Financial Services Law

A major national bank won a motion to dismiss in a multidistrict litigation challenging its overdraft fee practices, sending the individual plaintiffs’ disputes to arbitration pursuant to customer account or deposit agreements.

The decision is the latest ruling in the long-running case, demonstrating that the bank’s strategy of continuing to litigate—through a series of appeals and over several years even as other bank defendants agreed to multimillion-dollar settlements—can be successful.

What happened

The dispute involves five class actions transferred to Florida federal court for pretrial purposes for a multidistrict litigation. Each of the complaints was based on the former practices of the bank relating to overdraft fees, asserting that the practices breached the covenant of good faith and fair dealing under the bank’s contracts with its consumer checking account customers.

Two contracts were involved in the cases: a consumer account agreement and a deposit agreement. Both agreements required individual, non-class arbitration of any disputes concerning the customer’s account. In each contract, the arbitration terms were set off by a heading in large, highlighted or bolded type and were separately listed in the table of contents.

The bank did not move to compel arbitration against any of the named plaintiffs at the outset of the litigation, although it did plead its arbitration rights in answer to each of the complaints and otherwise informed the courts (and plaintiffs) that it was reserving its arbitration rights.
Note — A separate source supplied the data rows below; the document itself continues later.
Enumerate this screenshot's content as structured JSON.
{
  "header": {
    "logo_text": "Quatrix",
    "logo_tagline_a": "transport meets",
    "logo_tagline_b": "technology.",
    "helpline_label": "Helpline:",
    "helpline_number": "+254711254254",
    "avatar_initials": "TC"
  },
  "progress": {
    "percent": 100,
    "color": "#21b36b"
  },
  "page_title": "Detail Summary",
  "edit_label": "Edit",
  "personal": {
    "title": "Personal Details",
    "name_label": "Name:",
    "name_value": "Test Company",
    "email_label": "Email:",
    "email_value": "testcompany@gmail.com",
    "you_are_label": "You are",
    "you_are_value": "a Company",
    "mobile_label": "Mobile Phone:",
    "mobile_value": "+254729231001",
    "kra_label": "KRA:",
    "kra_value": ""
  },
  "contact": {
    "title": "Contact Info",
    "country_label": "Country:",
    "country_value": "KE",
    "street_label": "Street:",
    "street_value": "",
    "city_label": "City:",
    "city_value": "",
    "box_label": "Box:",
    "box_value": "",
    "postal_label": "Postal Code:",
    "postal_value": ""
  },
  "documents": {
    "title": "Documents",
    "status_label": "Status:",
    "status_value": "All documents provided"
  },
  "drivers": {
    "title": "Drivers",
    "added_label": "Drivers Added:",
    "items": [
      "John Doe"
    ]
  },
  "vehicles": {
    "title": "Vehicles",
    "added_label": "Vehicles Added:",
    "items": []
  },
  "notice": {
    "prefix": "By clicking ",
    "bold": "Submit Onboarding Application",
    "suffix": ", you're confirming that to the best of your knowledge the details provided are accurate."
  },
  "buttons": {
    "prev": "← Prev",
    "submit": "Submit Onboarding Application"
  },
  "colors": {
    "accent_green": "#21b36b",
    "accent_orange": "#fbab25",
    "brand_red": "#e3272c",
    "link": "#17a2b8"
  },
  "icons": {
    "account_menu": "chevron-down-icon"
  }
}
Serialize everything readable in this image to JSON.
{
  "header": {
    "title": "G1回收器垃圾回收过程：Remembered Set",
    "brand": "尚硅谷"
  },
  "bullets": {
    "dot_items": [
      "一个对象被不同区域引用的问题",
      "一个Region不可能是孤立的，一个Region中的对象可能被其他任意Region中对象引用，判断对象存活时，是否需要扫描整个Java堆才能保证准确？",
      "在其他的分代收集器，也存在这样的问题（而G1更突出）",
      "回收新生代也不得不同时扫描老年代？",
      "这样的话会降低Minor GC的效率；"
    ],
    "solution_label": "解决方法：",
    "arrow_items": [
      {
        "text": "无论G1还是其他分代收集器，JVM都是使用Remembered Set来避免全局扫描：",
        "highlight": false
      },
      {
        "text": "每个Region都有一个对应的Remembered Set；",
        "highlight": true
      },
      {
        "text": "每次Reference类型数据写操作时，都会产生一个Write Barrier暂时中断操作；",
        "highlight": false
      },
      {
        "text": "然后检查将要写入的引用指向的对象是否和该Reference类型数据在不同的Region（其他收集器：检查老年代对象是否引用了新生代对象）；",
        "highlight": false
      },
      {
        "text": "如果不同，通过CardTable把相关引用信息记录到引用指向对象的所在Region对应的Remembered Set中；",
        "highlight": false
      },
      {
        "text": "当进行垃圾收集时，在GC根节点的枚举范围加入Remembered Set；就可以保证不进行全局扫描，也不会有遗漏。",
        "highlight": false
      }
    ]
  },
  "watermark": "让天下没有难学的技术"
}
After the district court certified a class of plaintiffs, the bank promptly moved to enforce its arbitration rights. Although the plaintiffs argued that the bank waived its rights by not moving to compel earlier, the U.S. Court of Appeals, Eleventh Circuit ruled that the bank “did not act inconsistently with its arbitration rights.”

The bank then moved to compel arbitration of the individual disputes and dismiss the claims of the unnamed plaintiffs. U.S. District Judge James Lawrence King granted the motion.

Emphasizing the Federal Arbitration Act’s public policy strongly favoring arbitration, the court found the plaintiffs failed to demonstrate a valid basis to refuse enforcement of the arbitration agreements.

Judge King rejected the plaintiffs’ arguments that the agreements required the bank to affirmatively initiate arbitrations against the unnamed class members and were either illusory or unconscionable. The plaintiffs faced a problem with their contention that the contract as a whole was illusory for lack of consideration, the court said.

“Plaintiffs’ argument would require the Court to find that the [bank] agreement as a whole was illusory for lack of consideration,” the court wrote. “But as discussed above, the Court has already concluded that all members of the class are subject to ‘common and materially uniform’ contracts—the same contracts on which Plaintiffs’ claims in this litigation are based. It would be inconsistent for Plaintiffs to rest on these contracts as a basis for their claims while also asserting that there are no contracts at all because the agreements are illusory.”

As for unconscionability, binding precedent in the Eleventh Circuit foreclosed the argument that the agreements were procedurally unconscionable simply because they were contracts of adhesion, while Judge King noted that the Supreme Court has “repeatedly and emphatically” rejected the plaintiffs’ substantive unconscionability argument that it would be an economically losing proposition for class members to arbitrate low-value claims in a nonclass setting.

The plaintiffs also failed to demonstrate that any element of the arbitration agreement that they challenged could not be severed from the agreement if necessary, the court said.

“Having found that unnamed class members are subject to contracts that require them to arbitrate, on an individual basis, the disputes asserted on their behalf in this litigation, and finding no basis to refuse enforcement of those contractual commitments, the Court finds that the contracts must be enforced according to their terms,” the court wrote, granting the motion to dismiss all claims of unnamed class members in favor of arbitration.

To read the Florida court order, click here.

Why it matters

The court’s decision illustrates that it can still be valuable to engage in years-long litigation to achieve an order sending the plaintiffs to individual arbitration, rather than paying out millions in a settlement agreement, as several other banks named in the original complaints elected to do.